Custom software development
Mediana has developed custom software tools to support the implementation and simulation-based evaluation of innovative trial designs and analysis methods, e.g., multiplicity adjustment and subgroup analysis methods.
The tools rely on advanced simulation engines written in C++ that are 50-100 times faster than R or SAS code and can be further enhanced by using parallel computing solutions on computers or servers with multiple cores. A graphical user interface can be constructed using Microsoft Visual Studio to build Windows-based application or an extended Shiny package to create web-based applications. We have also built custom R packages for our clients. The applications or packages support useful features such as an automatic generation of comprehensive simulation reports (Microsoft Word documents) or slide sets (Microsoft PowerPoint presentations). Web applications are released on our cloud platform that takes advantage of the power of the Amazon Cloud.
Custom software tools have been developed to support the following types of adaptive designs:
- Bayesian adaptive designs in early-stage clinical trials: Adaptive designs based on the modified toxicity probability interval (mTPI) method and Bayesian logistic regression models (BLRM) in dose-escalation trials with a single agent and combination of two agents.
- Adaptive designs with sample size re-estimation: Adaptive designs for confirmatory Phase III trials that support an option to update the total number of patients or target number of events based on the interim analysis results and also support early stopping due to futility or superior efficacy.

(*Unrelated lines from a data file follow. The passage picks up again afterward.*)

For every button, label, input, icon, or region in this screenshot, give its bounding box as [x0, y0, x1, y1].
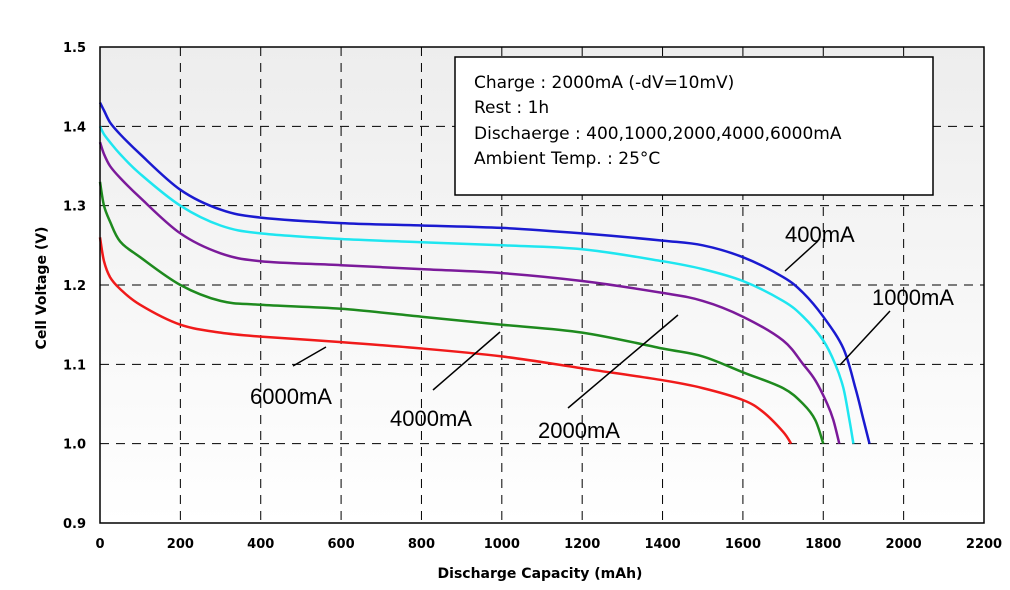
- y-axis-title: Cell Voltage (V): [34, 227, 50, 350]
- x-tick-label: 1400: [644, 537, 680, 552]
- axis-ticks: 0 200 400 600 800 1000 1200 1400 1600 1800 2000 220…: [63, 41, 1002, 552]
- y-tick-label: 1.1: [63, 358, 86, 373]
- y-tick-label: 1.4: [63, 120, 86, 135]
- x-axis-title: Discharge Capacity (mAh): [438, 566, 643, 582]
- x-tick-label: 1600: [725, 537, 761, 552]
- note-discharge: Dischaerge : 400,1000,2000,4000,6000mA: [474, 124, 842, 144]
- x-tick-label: 0: [95, 537, 104, 552]
- label-leader-line: [567, 314, 679, 409]
- x-tick-label: 2000: [886, 537, 922, 552]
- x-tick-label: 1800: [805, 537, 841, 552]
- x-tick-label: 1000: [484, 537, 520, 552]
- label-leader-line: [292, 346, 327, 367]
- series-line-4000mA: [98, 181, 825, 445]
- x-tick-label: 400: [247, 537, 274, 552]
- y-tick-label: 1.3: [63, 200, 86, 215]
- x-tick-label: 1200: [564, 537, 600, 552]
- plot-border: [99, 46, 985, 524]
- series-line-2000mA: [98, 141, 841, 445]
- label-leader-line: [784, 240, 819, 272]
- y-tick-label: 1.5: [63, 41, 86, 56]
- series-labels: 400mA 1000mA 2000mA 4000mA 6000mA: [250, 222, 954, 443]
- x-tick-label: 600: [328, 537, 355, 552]
- x-tick-label: 200: [167, 537, 194, 552]
- x-tick-label: 800: [408, 537, 435, 552]
- series-line-6000mA: [98, 237, 793, 445]
- note-ambient-temp: Ambient Temp. : 25°C: [474, 149, 660, 169]
- y-tick-label: 1.0: [63, 438, 86, 453]
- label-leaders: [292, 240, 891, 409]
- series-label-400mA: 400mA: [785, 222, 855, 247]
- label-leader-line: [839, 310, 891, 366]
- series-line-400mA: [98, 101, 871, 445]
- conditions-box: Charge : 2000mA (-dV=10mV) Rest : 1h Dis…: [454, 56, 934, 196]
- y-tick-label: 1.2: [63, 279, 86, 294]
- series-line-1000mA: [98, 125, 855, 444]
- note-charge: Charge : 2000mA (-dV=10mV): [474, 73, 734, 93]
- series-label-2000mA: 2000mA: [538, 418, 620, 443]
- series-lines: [98, 101, 871, 445]
- series-label-1000mA: 1000mA: [872, 285, 954, 310]
- x-tick-label: 2200: [966, 537, 1002, 552]
- label-leader-line: [432, 331, 501, 391]
- y-tick-label: 0.9: [63, 517, 86, 532]
- series-label-6000mA: 6000mA: [250, 384, 332, 409]
- series-label-4000mA: 4000mA: [390, 406, 472, 431]
- note-rest: Rest : 1h: [474, 98, 549, 118]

- Adaptive designs with arm selection: Adaptive designs for confirmatory Phase III trials that support an option to select a fixed number of best trial arms, e.g., doses with the strongest treatment effect, based on the interim analysis results. The designs also support sample size re-estimation and early stopping due to futility or superior efficacy.
- Adaptive designs with population selection: Adaptive designs for confirmatory Phase III trials with several pre-defined patient populations that support population and hypothesis selection rule to identify the most appropriate patient population and analysis strategy based on the interim analysis results. The designs also support sample size re-estimation and early stopping due to futility or superior efficacy.
Custom software tools have been built to support multiplicity adjustment methods in the following settings:
- Traditional multiplicity problems: Multiplicity adjustment methods for settings with a single source of multiplicity, e.g., trials with multiple efficacy endpoints.
- Advanced multiplicity problems: Multiplicity adjustment methods for complex settings with several sources of multiplicity, e.g., trials with multiple endpoints evaluated at several doses of a novel treatment or multiple endpoints evaluated in several patient populations.
- Advanced multiplicity problems in group-sequential or adaptive trials: Multiplicity adjustment methods for complex settings with several sources of multiplicity, e.g., trials with multiple efficacy endpoints evaluated at several doses with multiple decision points (interim and final analyses).
Custom software tools have been developed to support subgroup analysis or subgroup exploration approaches in confirmatory and exploratory settings:
- Confirmatory subgroup analysis: Efficacy evaluations in multi-population settings, i.e., trials with a small number of pre-specified patient subpopulations in addition to the overall population.
- Exploratory subgroup analysis: Efficient subgroup searches in trials with a negative overall outcomes based on a set of candidate biomarkers.